Nos Grand Banks do Canadá, a ameaça do furacão levou os barcos de pesca a se aventurarem de volta ao porto. Na baía de Fundy, a neblina levou um transatlântico a encalhar em terra. Do outro lado da Nova Escócia, o mar agitado levou um barco perto de Dartmouth, uma escuna perto de Halifax, quatro iates em Chester e outros três barcos em Shelburne até à costa. Além disso, onze iates em Chester afundaram durante a tempestade. O mar inundou uma estrada costeira e um campo próximo em Prospect, destruindo uma garagem. Em Cow Bay, um homem se afogou após cair de um iate. O mar agitado interrompeu o serviço de ferry entre a Ilha do Príncipe Eduardo e a Nova Escócia, bem como entre a Ilha do Príncipe Eduardo e Nova Brunswick ; outro serviço de ferry na região estava atrasado.[4]

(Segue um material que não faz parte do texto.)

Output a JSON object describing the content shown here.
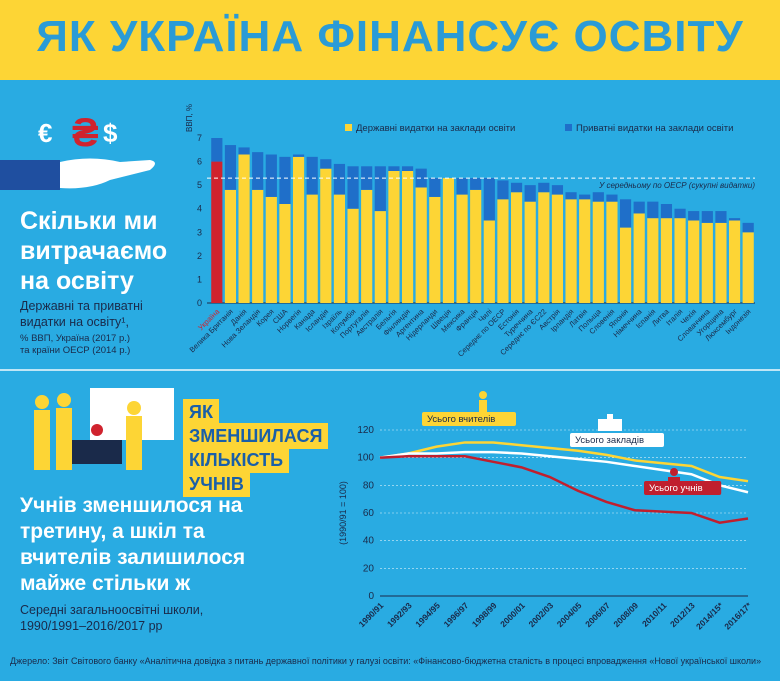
{
  "title": "ЯК УКРАЇНА ФІНАНСУЄ ОСВІТУ",
  "section1": {
    "heading_lines": [
      "Скільки ми",
      "витрачаємо",
      "на освіту"
    ],
    "sub_lines": [
      "Державні та приватні",
      "видатки на освіту¹,"
    ],
    "small_lines": [
      "% ВВП, Україна (2017 р.)",
      "та країни ОЕСР (2014 р.)"
    ]
  },
  "section2": {
    "badge_lines": [
      "ЯК",
      "ЗМЕНШИЛАСЯ",
      "КІЛЬКІСТЬ",
      "УЧНІВ"
    ],
    "heading_lines": [
      "Учнів зменшилося на",
      "третину, а шкіл та",
      "вчителів залишилося",
      "майже стільки ж"
    ],
    "sub_lines": [
      "Середні загальноосвітні школи,",
      "1990/1991–2016/2017 рр"
    ]
  },
  "footer": "Джерело: Звіт Світового банку «Аналітична довідка з питань державної політики у галузі освіти: «Фінансово-бюджетна сталість в процесі впровадження «Нової української школи»",
  "colors": {
    "public": "#FDD535",
    "private": "#1F6FC9",
    "ukraine": "#D0232E",
    "accent": "#2A9BD6"
  },
  "chart_data": [
    {
      "type": "bar",
      "ylabel": "ВВП, %",
      "ylim": [
        0,
        7
      ],
      "yticks": [
        0,
        1,
        2,
        3,
        4,
        5,
        6,
        7
      ],
      "legend": [
        "Державні видатки на заклади освіти",
        "Приватні видатки на заклади освіти"
      ],
      "average_label": "У середньому по ОЕСР (сукупні видатки)",
      "average": 5.3,
      "categories": [
        "Україна",
        "Велика Британія",
        "Данія",
        "Нова Зеландія",
        "Корея",
        "США",
        "Норвегія",
        "Канада",
        "Ісландія",
        "Ізраїль",
        "Колумбія",
        "Португалія",
        "Австралія",
        "Бельгія",
        "Фінляндія",
        "Аргентина",
        "Нідерланди",
        "Швеція",
        "Мексика",
        "Франція",
        "Чилі",
        "Середнє по ОЕСР",
        "Естонія",
        "Туреччина",
        "Середнє по ЄС22",
        "Австрія",
        "Ірландія",
        "Латвія",
        "Польща",
        "Словенія",
        "Японія",
        "Німеччина",
        "Іспанія",
        "Литва",
        "Італія",
        "Чехія",
        "Словаччина",
        "Угорщина",
        "Люксембург",
        "Індонезія"
      ],
      "series": [
        {
          "name": "Державні видатки на заклади освіти",
          "values": [
            6.0,
            4.8,
            6.3,
            4.8,
            4.5,
            4.2,
            6.2,
            4.6,
            5.7,
            4.6,
            4.0,
            4.8,
            3.9,
            5.6,
            5.6,
            4.9,
            4.5,
            5.3,
            4.6,
            4.8,
            3.5,
            4.4,
            4.7,
            4.3,
            4.7,
            4.6,
            4.4,
            4.4,
            4.3,
            4.3,
            3.2,
            3.8,
            3.6,
            3.6,
            3.6,
            3.5,
            3.4,
            3.4,
            3.5,
            3.0
          ]
        },
        {
          "name": "Приватні видатки на заклади освіти",
          "values": [
            1.0,
            1.9,
            0.3,
            1.6,
            1.8,
            2.0,
            0.1,
            1.6,
            0.4,
            1.3,
            1.8,
            1.0,
            1.9,
            0.2,
            0.2,
            0.8,
            0.8,
            0.0,
            0.7,
            0.5,
            1.8,
            0.8,
            0.4,
            0.7,
            0.4,
            0.4,
            0.3,
            0.2,
            0.4,
            0.3,
            1.2,
            0.5,
            0.7,
            0.6,
            0.4,
            0.4,
            0.5,
            0.5,
            0.1,
            0.4
          ]
        }
      ]
    },
    {
      "type": "line",
      "ylabel": "(1990/91 = 100)",
      "ylim": [
        0,
        120
      ],
      "yticks": [
        0,
        20,
        40,
        60,
        80,
        100,
        120
      ],
      "x": [
        "1990/91",
        "1992/93",
        "1994/95",
        "1996/97",
        "1998/99",
        "2000/01",
        "2002/03",
        "2004/05",
        "2006/07",
        "2008/09",
        "2010/11",
        "2012/13",
        "2014/15*",
        "2016/17*"
      ],
      "series": [
        {
          "name": "Усього вчителів",
          "values": [
            100,
            103,
            108,
            111,
            111,
            109,
            107,
            105,
            102,
            98,
            96,
            94,
            86,
            83
          ]
        },
        {
          "name": "Усього закладів",
          "values": [
            100,
            103,
            103,
            104,
            104,
            103,
            101,
            99,
            97,
            94,
            91,
            88,
            80,
            75
          ]
        },
        {
          "name": "Усього учнів",
          "values": [
            100,
            101,
            101,
            101,
            97,
            93,
            86,
            76,
            68,
            62,
            61,
            60,
            53,
            56
          ]
        }
      ]
    }
  ]
}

À medida que Carol se movia pelo leste do Canadá, caiu chuvas leves a moderadas ao longo de seu caminho, com pico de 11,000 mm (433 in) na região Côte-Nord do leste de Quebec, ao longo da costa norte do Golfo de São Lourenço. Os fortes ventos afetaram grande parte da região, principalmente a Nova Escócia, incluindo uma rajada de 130 km/h (80 mph) em Halifax. Em toda a província, a combinação de ventos e chuva derrubou o equivalente a cerca de 14.1584 m3 (500.000 cu ft) de árvores, a maioria das quais em áreas onde algumas árvores já foram cortadas. Os ventos jogaram árvores nas linhas de energia, deixando áreas extensas sem telefone, telégrafo ou energia. No Vale de Annapolis, ventos fortes danificaram fortemente a safra de maçãs e cereais, com fazendas sofrendo perdas de até 50%. As perdas com a colheita da maçã foram estimadas em cerca de US $ 1 milhão (CAD 1950). Ventos fortes deixaram alguns danos materiais, incluindo janelas quebradas e pelo menos um caso de telhado destruído. Em toda a província, Carol deixou vários feridos.[4]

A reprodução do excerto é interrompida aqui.